Your AI Should Know When It Got It Wrong

Most AI tools have a dirty little secret: they don’t know when they fail.

You ask, they answer. Maybe it was great. Maybe it was garbage. The tool has no idea, and more importantly - it doesn’t care. Next time you ask, it will do exactly the same thing it did before, with exactly the same probability of getting it wrong. That’s not intelligence. That’s a very expensive autocomplete.

I built KAIPARR to work differently. But before I explain how, it’s worth being honest about the two problems that make this genuinely hard - because most AI systems pretend neither of them exists.

Problem One: The Stakes Are Asymmetric

Here’s the thing about personal AI automation: when it works, it saves you time and mental energy. When it fails - quietly, without telling you - it doesn’t just waste your time.

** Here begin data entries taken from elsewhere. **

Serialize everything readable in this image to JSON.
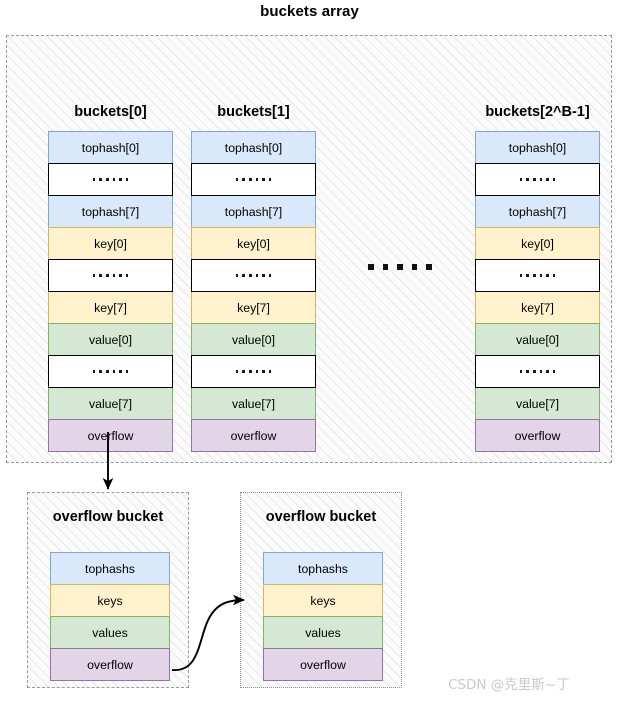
{
  "diagram": {
    "title": "buckets array",
    "watermark": "CSDN @克里斯~丁",
    "ellipsis_glyph": "......"
  },
  "colors": {
    "tophash": "#dae8fc",
    "tophash_border": "#7ea6dc",
    "key": "#fff2cc",
    "key_border": "#d6b656",
    "value": "#d5e8d4",
    "value_border": "#82b366",
    "overflow": "#e1d5e7",
    "overflow_border": "#9673a6",
    "container_border": "#999999",
    "hatch": "#e8e8e8"
  },
  "buckets": [
    {
      "label": "buckets[0]",
      "cells": [
        {
          "text": "tophash[0]",
          "kind": "blue"
        },
        {
          "text": "......",
          "kind": "plain"
        },
        {
          "text": "tophash[7]",
          "kind": "blue"
        },
        {
          "text": "key[0]",
          "kind": "yellow"
        },
        {
          "text": "......",
          "kind": "plain"
        },
        {
          "text": "key[7]",
          "kind": "yellow"
        },
        {
          "text": "value[0]",
          "kind": "green"
        },
        {
          "text": "......",
          "kind": "plain"
        },
        {
          "text": "value[7]",
          "kind": "green"
        },
        {
          "text": "overflow",
          "kind": "purple"
        }
      ]
    },
    {
      "label": "buckets[1]",
      "cells": [
        {
          "text": "tophash[0]",
          "kind": "blue"
        },
        {
          "text": "......",
          "kind": "plain"
        },
        {
          "text": "tophash[7]",
          "kind": "blue"
        },
        {
          "text": "key[0]",
          "kind": "yellow"
        },
        {
          "text": "......",
          "kind": "plain"
        },
        {
          "text": "key[7]",
          "kind": "yellow"
        },
        {
          "text": "value[0]",
          "kind": "green"
        },
        {
          "text": "......",
          "kind": "plain"
        },
        {
          "text": "value[7]",
          "kind": "green"
        },
        {
          "text": "overflow",
          "kind": "purple"
        }
      ]
    },
    {
      "label": "buckets[2^B-1]",
      "cells": [
        {
          "text": "tophash[0]",
          "kind": "blue"
        },
        {
          "text": "......",
          "kind": "plain"
        },
        {
          "text": "tophash[7]",
          "kind": "blue"
        },
        {
          "text": "key[0]",
          "kind": "yellow"
        },
        {
          "text": "......",
          "kind": "plain"
        },
        {
          "text": "key[7]",
          "kind": "yellow"
        },
        {
          "text": "value[0]",
          "kind": "green"
        },
        {
          "text": "......",
          "kind": "plain"
        },
        {
          "text": "value[7]",
          "kind": "green"
        },
        {
          "text": "overflow",
          "kind": "purple"
        }
      ]
    }
  ],
  "overflow_buckets": [
    {
      "title": "overflow bucket",
      "cells": [
        {
          "text": "tophashs",
          "kind": "blue"
        },
        {
          "text": "keys",
          "kind": "yellow"
        },
        {
          "text": "values",
          "kind": "green"
        },
        {
          "text": "overflow",
          "kind": "purple"
        }
      ]
    },
    {
      "title": "overflow bucket",
      "cells": [
        {
          "text": "tophashs",
          "kind": "blue"
        },
        {
          "text": "keys",
          "kind": "yellow"
        },
        {
          "text": "values",
          "kind": "green"
        },
        {
          "text": "overflow",
          "kind": "purple"
        }
      ]
    }
  ],
  "arrows": [
    {
      "name": "bucket0-overflow-to-overflow-bucket-1",
      "style": "straight-down"
    },
    {
      "name": "overflow-bucket-1-to-overflow-bucket-2",
      "style": "s-curve"
    }
  ]
}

It erodes trust. You start checking the AI’s work. You start working around it. Eventually you stop using it.

Most AI systems solve this with a thumbs-up / thumbs-down button and call it a day. That’s better than nothing. But it’s also lazy. It assumes you’ll catch every bad output, remember to rate it, and that your explicit feedback is the only signal worth collecting.

That assumption is wrong.

Problem Two: The Non-Determinism Problem - And Why It Doesn’t Go Away

Here’s something the AI industry doesn’t talk about enough: language models are not deterministic. Run the same prompt twice and you will get two different outputs. Maybe slightly different. Maybe meaningfully different. That’s not a bug - it’s a fundamental property of how these systems work. The model is sampling from a probability distribution every time it generates a token. Randomness is baked in by design.

This creates a genuinely hard problem for any system that tries to measure AI quality over time.

If the AI produces a different output every run, what does it mean when quality scores improve? Was it the better prompt? A different day? A model update from the provider? You can’t rerun the test with a clean control. You can’t hold everything constant. The thing you’re measuring keeps moving.

And here’s the uncomfortable corollary: using AI to evaluate AI doesn’t escape this problem. A quality reviewer is also a language model. It’s adversarially configured and calibrated, but it’s still probabilistic. Two reviews of the same output on the same day might not produce identical scores.

The answer isn’t to pretend the problem is solved. It’s to build a stack of signals with fundamentally different reliability properties - and to be honest about which is which. Not all signals are created equal. Some are probabilistic. Some are binary. And the most reliable signal in the whole system has nothing to do with AI at all.

The Brute-Force Temptation - And Why It Fails

There is an approach some frameworks have landed on that tries to address both problems at once: run the model multiple times, score each output, keep the best one. Loop until good. Frameworks like OpenClaw and Hermes have built their quality story around exactly this pattern.

It sounds compelling. It is also expensive - you’re running the model three, five, ten times to produce one answer. And it still doesn’t escape either problem. Stakes-wise, you’re still not learning anything; you’re just paying more per answer and hoping the law of averages works in your favor. Non-determinism-wise, the scoring function that decides which output is “good enough” is itself a language model. It’s probabilistic. “Loop until good” is really “loop until a probabilistic evaluator decides it’s probably good enough.” That’s a different thing, and it’s worth being clear-eyed about the distinction.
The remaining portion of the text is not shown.